His fame increased exponentially with a number of commissions for murals in the mid-1980s from galleries in Manhattan, Minneapolis, Rio de Janiero and Sydney and Victoria in Australia.

His work, Crack is Wack (1986), is one such example of these murals. Characteristically sporting a subversive and colloquial slogan, the mural includes skulls and delirious-faced animals; an ode to Picasso’s Guernica. Situated at the roadside, just before the Tribero Bridge in New York City, this mural, for which Haring is perhaps best known, is still visible today and considered by some to be New York City’s most famous mural.

 

Other major mural works of his include the Chicago mural project, for which he collaborated as he often did, with children. Another notable instance of such collaboration is one which he made with 1,000 New York City children in homage to the Statue of Liberty in 1986. Many of these murals are still installed in the hospitals, churches, and day care centers that originally commissioned them. Regardless of his newfound celebrity, Haring remained dedicated to his grassroots activism. He produced and distributed 20,000 free copies of a poster which he made for an anti-nuclear weapons rally in 1982. He also produced an antiracism poster entitled Free South Africa (1985), which emphasizes the figure of a black silhouette with a white noose around its neck trampling a smaller white figure.

 

In his life and his work, Haring was open about his homosexuality.
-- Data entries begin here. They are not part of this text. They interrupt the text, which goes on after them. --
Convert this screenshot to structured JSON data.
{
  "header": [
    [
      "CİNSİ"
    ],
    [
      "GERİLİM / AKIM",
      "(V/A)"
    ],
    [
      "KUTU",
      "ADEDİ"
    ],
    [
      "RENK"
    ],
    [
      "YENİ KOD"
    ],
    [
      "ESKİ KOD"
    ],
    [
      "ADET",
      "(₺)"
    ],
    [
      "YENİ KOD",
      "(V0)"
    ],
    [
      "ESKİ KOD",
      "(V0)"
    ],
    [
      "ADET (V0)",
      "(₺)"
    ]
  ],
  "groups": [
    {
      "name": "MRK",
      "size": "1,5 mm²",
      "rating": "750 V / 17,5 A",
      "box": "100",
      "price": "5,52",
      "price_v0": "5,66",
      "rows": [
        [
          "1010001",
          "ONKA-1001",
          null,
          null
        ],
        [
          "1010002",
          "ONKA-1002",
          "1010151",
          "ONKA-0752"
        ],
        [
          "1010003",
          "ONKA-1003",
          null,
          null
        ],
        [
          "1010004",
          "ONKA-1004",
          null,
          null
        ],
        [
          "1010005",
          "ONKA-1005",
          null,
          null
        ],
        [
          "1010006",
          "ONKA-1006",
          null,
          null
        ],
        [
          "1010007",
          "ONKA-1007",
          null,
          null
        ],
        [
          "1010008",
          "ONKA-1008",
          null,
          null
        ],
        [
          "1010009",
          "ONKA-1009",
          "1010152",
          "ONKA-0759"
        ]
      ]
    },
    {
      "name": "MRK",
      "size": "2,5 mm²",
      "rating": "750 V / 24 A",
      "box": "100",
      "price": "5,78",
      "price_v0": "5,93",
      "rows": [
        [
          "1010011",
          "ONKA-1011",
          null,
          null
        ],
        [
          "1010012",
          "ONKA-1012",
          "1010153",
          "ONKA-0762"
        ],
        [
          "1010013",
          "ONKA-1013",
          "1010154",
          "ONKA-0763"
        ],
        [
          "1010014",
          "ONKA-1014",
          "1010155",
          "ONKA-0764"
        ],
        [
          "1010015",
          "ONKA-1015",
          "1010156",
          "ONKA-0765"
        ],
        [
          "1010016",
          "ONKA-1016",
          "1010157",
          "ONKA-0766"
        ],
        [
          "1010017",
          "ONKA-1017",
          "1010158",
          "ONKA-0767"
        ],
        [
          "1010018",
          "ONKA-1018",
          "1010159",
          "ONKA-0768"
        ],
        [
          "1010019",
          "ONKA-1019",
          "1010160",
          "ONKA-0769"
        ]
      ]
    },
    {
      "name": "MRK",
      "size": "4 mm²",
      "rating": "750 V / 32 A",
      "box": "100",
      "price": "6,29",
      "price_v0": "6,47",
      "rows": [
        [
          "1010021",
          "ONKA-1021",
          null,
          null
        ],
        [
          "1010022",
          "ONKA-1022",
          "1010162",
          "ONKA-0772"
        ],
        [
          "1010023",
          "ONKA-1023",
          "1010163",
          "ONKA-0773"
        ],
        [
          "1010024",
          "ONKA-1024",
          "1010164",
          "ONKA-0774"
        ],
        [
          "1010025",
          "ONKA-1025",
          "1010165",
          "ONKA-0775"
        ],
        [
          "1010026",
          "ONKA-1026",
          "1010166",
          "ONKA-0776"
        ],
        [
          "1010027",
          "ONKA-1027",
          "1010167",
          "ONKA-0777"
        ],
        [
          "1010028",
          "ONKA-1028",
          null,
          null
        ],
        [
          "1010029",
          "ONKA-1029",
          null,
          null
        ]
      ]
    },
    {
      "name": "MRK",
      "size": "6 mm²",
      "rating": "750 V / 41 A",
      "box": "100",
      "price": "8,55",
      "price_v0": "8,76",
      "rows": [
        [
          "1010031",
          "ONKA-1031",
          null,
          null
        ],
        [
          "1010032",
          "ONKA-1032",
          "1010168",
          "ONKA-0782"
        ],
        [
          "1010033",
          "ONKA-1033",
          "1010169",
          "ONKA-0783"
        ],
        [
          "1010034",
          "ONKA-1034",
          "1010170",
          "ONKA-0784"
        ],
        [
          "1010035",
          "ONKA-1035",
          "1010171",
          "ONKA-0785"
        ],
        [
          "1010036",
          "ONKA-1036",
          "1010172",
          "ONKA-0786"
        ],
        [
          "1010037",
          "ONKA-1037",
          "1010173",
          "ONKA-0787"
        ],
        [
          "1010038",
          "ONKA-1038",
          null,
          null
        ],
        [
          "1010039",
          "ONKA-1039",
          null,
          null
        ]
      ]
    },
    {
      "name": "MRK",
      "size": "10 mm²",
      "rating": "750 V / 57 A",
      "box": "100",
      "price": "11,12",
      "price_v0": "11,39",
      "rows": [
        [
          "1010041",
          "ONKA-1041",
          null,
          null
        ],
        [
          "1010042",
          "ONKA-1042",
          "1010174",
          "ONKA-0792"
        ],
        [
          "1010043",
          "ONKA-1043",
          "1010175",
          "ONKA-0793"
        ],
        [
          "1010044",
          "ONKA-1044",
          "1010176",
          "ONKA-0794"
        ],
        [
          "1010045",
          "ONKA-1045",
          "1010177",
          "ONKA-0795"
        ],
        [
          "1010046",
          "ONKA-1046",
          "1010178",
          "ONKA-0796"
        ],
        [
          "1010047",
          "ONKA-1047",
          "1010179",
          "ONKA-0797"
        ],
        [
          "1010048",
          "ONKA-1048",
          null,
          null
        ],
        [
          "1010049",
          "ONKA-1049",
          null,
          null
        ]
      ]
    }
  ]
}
His work towards the end of the 1980s, was made directly in address of the AIDS epidemic which was killing many of his friends in the gay community. He said of witnessing the disease’s affect that, “no one deserves to watch this kind of slow death”.

 

Following a period of expecting to contract the disease himself, Haring was indeed eventually diagnosed as having it, in July of 1987. His diagnosis seemed only to escalate his activeness. He was during his final two years a constant presence on the New York art scene and beyond, from designing a label for Absolut Vodka and a carousel for a funfair in Hamburg. He eventually however, succumbed of AIDS on February 16, 1990.